Par exemple, si votre enfant veut organiser une soirée pyjama. Vous pouvez d’abord dire non, en pensant à tout le travail supplémentaire que vous devrez fournir pour divertir les autres enfants. Lorsque votre enfant réfléchit à votre réponse, il peut donner des raisons qui répondent à toutes vos objections.

Votre enfant prévoit peut-être de faire le ménage avant et après la soirée pyjama. Votre enfant pourrait suggérer que les invités apportent leur literie et leur sac de couchage. De plus, les autres parents ont déjà accepté de déposer et de récupérer leurs enfants. Si votre enfant vous propose une solution, vous pouvez envisager de changer votre réponse. Cependant, il est essentiel de ne pas prendre l’habitude de revenir sur votre première réponse. Si vous changez d’avis trop souvent, votre enfant risque de ne plus respecter vos réponses. Votre enfant pourrait se dire que s’il vous épuise avec des arguments, vous accepterez ses demandes. Pour éviter les contre-arguments et les négociations excessives, vous pouvez

  • prendre son temps avant de donner sa première réponse.
  • rassemblez vos preuves et simulez comment votre réponse pourrait se dérouler avant de donner votre réponse.
  • réfléchissez à la raison pour laquelle vous dites non avant de le dire.
  • expliquer à votre enfant pourquoi votre “non” est définitif.

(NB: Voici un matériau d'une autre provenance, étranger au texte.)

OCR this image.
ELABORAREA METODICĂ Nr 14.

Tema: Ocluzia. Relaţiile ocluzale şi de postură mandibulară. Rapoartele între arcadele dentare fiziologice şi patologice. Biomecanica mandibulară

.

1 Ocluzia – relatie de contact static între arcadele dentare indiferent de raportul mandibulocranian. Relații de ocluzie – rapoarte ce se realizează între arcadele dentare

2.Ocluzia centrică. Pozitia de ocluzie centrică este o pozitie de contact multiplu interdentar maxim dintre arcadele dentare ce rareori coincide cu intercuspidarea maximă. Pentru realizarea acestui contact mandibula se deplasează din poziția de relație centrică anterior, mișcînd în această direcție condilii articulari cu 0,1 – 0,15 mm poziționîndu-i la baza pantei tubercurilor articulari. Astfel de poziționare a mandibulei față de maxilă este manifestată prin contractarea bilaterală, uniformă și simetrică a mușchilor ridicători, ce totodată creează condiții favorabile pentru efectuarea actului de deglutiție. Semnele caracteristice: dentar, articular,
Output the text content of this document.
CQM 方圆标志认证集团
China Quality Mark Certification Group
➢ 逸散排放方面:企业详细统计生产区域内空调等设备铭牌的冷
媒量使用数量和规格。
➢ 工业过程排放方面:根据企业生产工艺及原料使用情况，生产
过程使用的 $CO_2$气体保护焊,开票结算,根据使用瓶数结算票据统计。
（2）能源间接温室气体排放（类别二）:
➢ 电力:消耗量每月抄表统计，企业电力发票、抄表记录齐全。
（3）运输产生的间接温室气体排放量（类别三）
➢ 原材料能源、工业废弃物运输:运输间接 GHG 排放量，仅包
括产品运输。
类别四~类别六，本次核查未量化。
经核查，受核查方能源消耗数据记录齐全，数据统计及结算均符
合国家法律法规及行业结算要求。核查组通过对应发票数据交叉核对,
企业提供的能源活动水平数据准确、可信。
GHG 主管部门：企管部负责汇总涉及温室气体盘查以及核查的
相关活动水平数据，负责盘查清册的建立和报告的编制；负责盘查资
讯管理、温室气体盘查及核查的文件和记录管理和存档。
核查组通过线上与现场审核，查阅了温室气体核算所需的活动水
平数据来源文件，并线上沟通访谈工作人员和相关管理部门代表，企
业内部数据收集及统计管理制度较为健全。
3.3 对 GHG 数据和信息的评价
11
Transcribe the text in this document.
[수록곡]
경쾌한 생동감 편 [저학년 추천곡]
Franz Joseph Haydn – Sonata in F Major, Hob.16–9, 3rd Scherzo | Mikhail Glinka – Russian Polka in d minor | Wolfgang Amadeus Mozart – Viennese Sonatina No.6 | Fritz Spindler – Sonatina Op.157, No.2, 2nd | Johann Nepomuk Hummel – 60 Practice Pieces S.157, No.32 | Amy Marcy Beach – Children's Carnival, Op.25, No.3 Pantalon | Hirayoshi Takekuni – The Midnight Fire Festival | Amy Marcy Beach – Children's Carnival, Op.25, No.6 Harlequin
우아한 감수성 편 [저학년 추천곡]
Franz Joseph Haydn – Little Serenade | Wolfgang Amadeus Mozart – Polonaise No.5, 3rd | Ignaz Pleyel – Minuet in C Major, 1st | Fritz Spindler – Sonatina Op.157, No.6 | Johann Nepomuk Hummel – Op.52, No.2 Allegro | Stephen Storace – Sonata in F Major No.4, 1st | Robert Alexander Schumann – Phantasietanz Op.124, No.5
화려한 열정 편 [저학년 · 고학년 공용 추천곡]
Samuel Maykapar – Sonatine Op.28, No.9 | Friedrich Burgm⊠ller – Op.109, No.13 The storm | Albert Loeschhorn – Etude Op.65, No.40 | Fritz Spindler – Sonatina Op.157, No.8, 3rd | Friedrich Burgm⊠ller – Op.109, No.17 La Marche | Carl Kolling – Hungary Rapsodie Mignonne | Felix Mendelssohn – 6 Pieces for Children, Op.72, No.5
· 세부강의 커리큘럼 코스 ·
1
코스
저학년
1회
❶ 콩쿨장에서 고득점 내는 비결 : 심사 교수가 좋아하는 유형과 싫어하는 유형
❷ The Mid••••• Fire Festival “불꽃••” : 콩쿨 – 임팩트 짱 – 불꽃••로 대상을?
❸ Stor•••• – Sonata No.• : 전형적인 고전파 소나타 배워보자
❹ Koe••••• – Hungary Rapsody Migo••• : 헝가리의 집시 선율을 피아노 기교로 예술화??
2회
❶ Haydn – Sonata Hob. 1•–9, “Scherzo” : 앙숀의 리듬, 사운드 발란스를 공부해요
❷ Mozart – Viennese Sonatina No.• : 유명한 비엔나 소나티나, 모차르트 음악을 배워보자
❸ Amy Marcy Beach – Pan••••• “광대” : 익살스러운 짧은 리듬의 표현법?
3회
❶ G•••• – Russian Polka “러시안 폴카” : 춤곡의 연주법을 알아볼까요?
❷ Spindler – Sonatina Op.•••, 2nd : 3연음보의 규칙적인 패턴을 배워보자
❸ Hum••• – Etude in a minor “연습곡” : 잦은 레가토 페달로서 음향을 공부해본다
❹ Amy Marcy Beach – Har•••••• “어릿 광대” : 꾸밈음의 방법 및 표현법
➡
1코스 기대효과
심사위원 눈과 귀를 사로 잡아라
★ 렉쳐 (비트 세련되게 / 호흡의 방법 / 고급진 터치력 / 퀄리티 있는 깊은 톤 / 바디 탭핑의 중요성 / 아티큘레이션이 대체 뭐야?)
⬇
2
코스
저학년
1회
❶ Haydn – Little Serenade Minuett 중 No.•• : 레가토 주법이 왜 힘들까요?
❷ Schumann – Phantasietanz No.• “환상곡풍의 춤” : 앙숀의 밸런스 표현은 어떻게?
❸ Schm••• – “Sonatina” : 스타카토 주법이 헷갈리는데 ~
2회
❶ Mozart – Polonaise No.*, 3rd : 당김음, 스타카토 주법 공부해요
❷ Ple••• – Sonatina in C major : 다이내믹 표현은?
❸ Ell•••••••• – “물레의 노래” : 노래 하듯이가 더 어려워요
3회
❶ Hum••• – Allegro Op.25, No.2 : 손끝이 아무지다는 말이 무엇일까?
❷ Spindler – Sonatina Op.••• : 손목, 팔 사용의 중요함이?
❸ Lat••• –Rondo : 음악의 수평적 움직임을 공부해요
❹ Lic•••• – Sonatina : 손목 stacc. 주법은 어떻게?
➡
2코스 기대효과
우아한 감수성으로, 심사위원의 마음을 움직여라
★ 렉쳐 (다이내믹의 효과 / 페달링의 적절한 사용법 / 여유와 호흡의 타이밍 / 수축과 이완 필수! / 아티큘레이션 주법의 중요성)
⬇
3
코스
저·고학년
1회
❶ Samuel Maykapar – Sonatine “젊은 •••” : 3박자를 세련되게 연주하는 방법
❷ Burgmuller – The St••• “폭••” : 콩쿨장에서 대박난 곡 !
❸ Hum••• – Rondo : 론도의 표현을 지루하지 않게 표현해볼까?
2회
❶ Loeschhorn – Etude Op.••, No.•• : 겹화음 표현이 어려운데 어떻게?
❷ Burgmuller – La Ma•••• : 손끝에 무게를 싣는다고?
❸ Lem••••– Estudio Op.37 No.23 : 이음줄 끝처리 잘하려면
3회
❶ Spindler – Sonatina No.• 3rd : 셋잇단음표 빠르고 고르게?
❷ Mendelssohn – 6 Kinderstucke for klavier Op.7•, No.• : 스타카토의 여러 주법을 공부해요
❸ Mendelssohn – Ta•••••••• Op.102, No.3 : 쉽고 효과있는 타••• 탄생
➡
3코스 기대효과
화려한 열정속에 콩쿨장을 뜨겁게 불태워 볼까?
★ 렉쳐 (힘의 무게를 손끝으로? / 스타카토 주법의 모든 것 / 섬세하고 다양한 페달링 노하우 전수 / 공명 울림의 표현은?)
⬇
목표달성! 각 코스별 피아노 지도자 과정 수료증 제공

Il y a des moments où il est correct de négocier avec votre enfant, et même des moments où la négociation peut enseigner à votre enfant des compétences de vie. Il y a d’autres moments où la négociation expose votre enfant à des influences négatives. En tant que parent, exercez votre autorité tout en tenant compte de tous les besoins de votre enfant.